What is the solution? As you say, teams frankly need to just do better. There is really no other way currently. With Merc, they gradually nibbled away at their advantage through rule changes and protests against any innovative feature that became realised. I think the trouble right now, especially since Red Bull just changed concept more radically than first anticipated, is that teams don't really understand why/where/how the RB20 is quick. So they can't even attack flexi wing X or suspension feature Y. Even if Red Bull stand still now for 2024, they will probably only be caught in 2025, where they can gamble on still having enough to compete whilst throwing everything into the 2026 reg changes.

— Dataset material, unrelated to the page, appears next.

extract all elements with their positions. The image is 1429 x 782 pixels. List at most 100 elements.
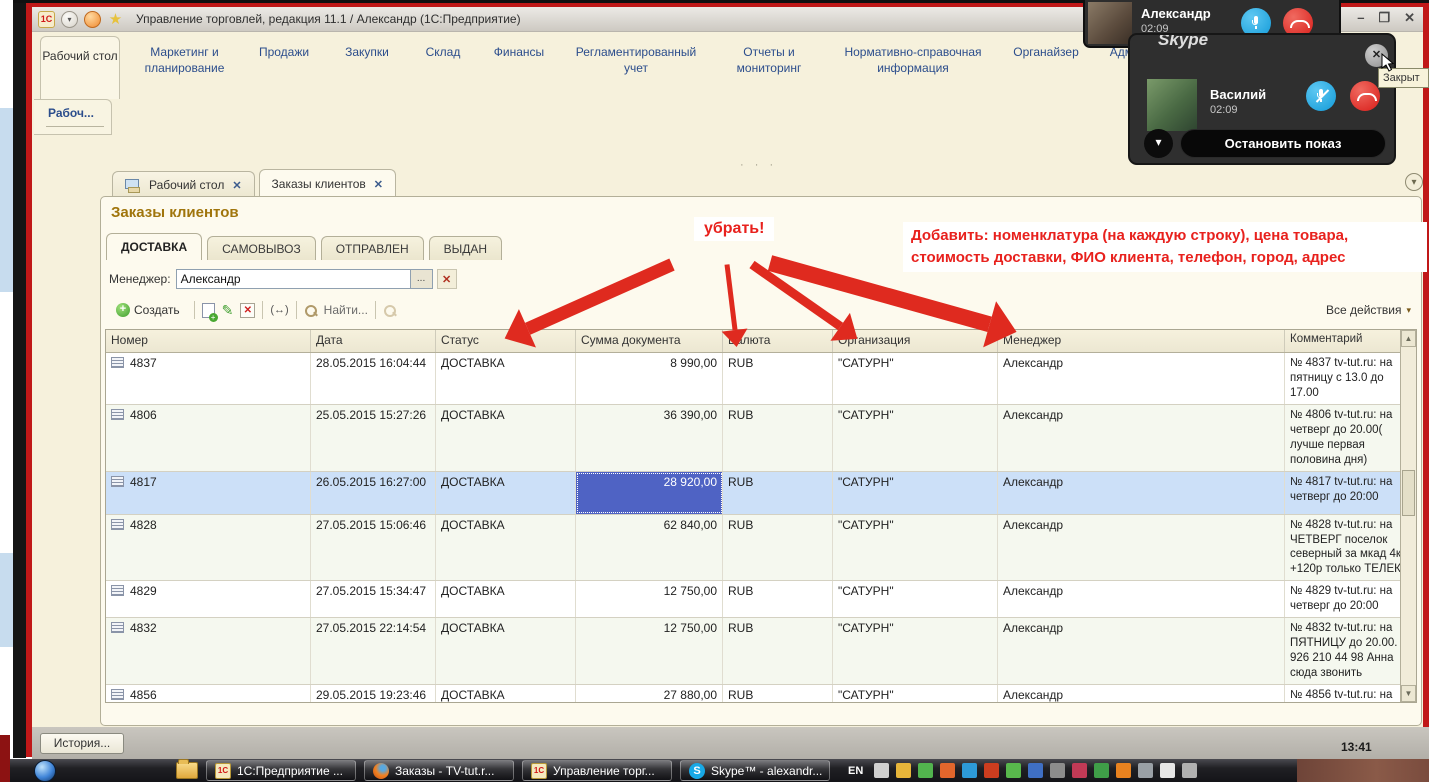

The RB20 may well not be beatable now as once the concept is understood, it will probably require chassis and design changes not possible locked inside a current season.

Not dismissing/ignoring your first point about the breach, I just think we can't really comment on it as it's impossible to quantify the advantage it gave - so I'd rather table that, for this discussion.

However, I agree that it's similar to the advantage that Mercedes had at the beginning of the hybrid era, just with their engine really. I also think that due to the cost cap, the FIA has limited themselves in terms of being able to simply ban X & Y - as if many teams have already committed substantial budget to it, you can't do a U-turn, just from a monetary standpoint anymore.

I honestly don't have the answers for the teams, I just know that it's extremely evident (even just from a body language standpoint during interviews etc) that most of the teams are struggling to do their job. I mean Toto has now gone to the length multiple times of admitting that 1) it took them way to long last year to just accept they were wrong and 2) that they are still struggling to understand why they were wrong, the first point especially is a great example of a very poorly run business. We see it with Ferrari all the time, the constant firing and hiring of managers, their refusal to change their internal processes etc.

I suppose that's the difference, in my eyes, between them and Red Bull. In my many decades of watching & working in F1 (I'm the wrong side of 50 unfortunately, retired), I've never seen a team able to adapt and react as quickly as RBR do - even when they're behind. I mean when Vettel won their engine was down on power to all the others and they constantly innovated elsewhere to make up for it.

That's why I don't like seeing the "toxic culture/company" comments about RBR, as it's just clearly not true. You can't function as a team at as high a level as they do, consistently, without a strong team ethic etc. That doesn't excuse anything that's happened recently, obviously.

And I agree, I don't think anyone can come even close to RBR/Max until the upcoming engine change, which will shake everything up naturally - this doesn't bode well for competitive racing necessarily but it's still quite the engineering feat, to create something that dominate. I like that in a way, even if I want to see wheel to wheel action :). I'm a retired engineer though, so naturally, I want to appreciate the machine itself, as well as the driver in it and the team that built it.